79. Pronto per essere mangiato

da qui

C’è una cosa che proprio non ti piace di questa umanità: la pretesa puntuale di una ricompensa; come se ogni cosa avesse un prezzo, andasse pesata in base a perdite e profitti. Sai che il cuore non può aprirsi quando è immerso in calcoli meschini, se si lascia trascinare nei meandri tortuosi della psiche, compresso tra paure e desideri. Riusciranno a fare mai un’esperienza dello Spirito, che è pienezza e libertà? Scenderanno alle radici del cuore, dove l’essere smette di temere?

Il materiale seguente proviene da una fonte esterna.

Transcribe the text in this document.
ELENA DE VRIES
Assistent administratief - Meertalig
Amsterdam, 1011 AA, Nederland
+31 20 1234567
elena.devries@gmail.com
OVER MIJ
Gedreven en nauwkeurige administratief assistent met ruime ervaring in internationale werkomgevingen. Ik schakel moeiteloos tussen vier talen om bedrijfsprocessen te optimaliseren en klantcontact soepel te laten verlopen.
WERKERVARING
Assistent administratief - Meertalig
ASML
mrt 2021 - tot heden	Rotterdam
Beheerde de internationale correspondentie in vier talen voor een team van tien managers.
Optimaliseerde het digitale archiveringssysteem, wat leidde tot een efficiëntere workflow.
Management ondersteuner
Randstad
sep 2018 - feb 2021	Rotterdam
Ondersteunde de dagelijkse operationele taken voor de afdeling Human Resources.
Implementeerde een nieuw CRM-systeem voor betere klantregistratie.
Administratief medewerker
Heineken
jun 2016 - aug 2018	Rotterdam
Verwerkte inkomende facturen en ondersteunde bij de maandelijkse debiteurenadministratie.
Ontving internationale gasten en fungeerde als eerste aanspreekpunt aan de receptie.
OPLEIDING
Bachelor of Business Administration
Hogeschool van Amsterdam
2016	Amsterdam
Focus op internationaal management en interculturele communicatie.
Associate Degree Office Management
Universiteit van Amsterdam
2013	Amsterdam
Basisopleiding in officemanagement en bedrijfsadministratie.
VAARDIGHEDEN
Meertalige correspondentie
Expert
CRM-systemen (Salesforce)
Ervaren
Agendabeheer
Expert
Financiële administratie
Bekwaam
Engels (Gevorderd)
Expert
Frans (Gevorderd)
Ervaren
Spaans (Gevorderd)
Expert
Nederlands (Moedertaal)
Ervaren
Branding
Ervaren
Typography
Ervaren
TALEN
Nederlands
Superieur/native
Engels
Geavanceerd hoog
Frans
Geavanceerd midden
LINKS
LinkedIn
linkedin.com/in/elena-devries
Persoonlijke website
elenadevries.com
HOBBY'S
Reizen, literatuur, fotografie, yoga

Guardi la folla immensa che ti segue, uomini e donne schiacciati da pesi che si sono caricati sulle spalle da se stessi: vorresti guarirli tutti insieme, ma non puoi sostituirti alla loro libertà, anche se questa può renderli infelici.
Chi di voi, avendo un servo ad arare o a pascolare, quando questi rientra dai campi gli dirà: vieni e mettiti a tavola? Non gli dirà piuttosto: preparami qualcosa da mangiare, cingi la veste e servimi; poi mangerai anche tu? Sarà forse grato al servo, che ha obbedito al suo ordine? Così anche voi, quando avete compiuto ciò che vi è stato comandato, dite: siamo servi inutili, abbiamo fatto ciò che dovevamo.
Maestro, non è una bella prospettiva!
E’ un giovane che parla, spinto dall’ansia di vedere realizzato qualcuno dei suoi tanti desideri.
Gli metti una mano sulla spalla.
Se Dio ti amasse perché gli sei utile, non sarebbe Dio. Ma Lui ti ama perché non hai da ricambiare. L’amore nasce sulle ceneri del dare e dell’avere, della logica del mondo che regna incontrastata.
Sì, c’è un solo servo utile, il Signore, che offre se stesso sulla tavola, pronto per essere mangiato.

16 pensieri su “79. Pronto per essere mangiato

  1. Non ho parole per commentare , posso solo dire Grazie,perché il Signore ,oggi, mi ha aperto gli occhi su cosa è bene e su cosa è male.Sono contenta di pensare di essere un servo inutile ,Lui ,infatti mi ama per come sono e sa che non posso dare più. di questo: quello che io sono!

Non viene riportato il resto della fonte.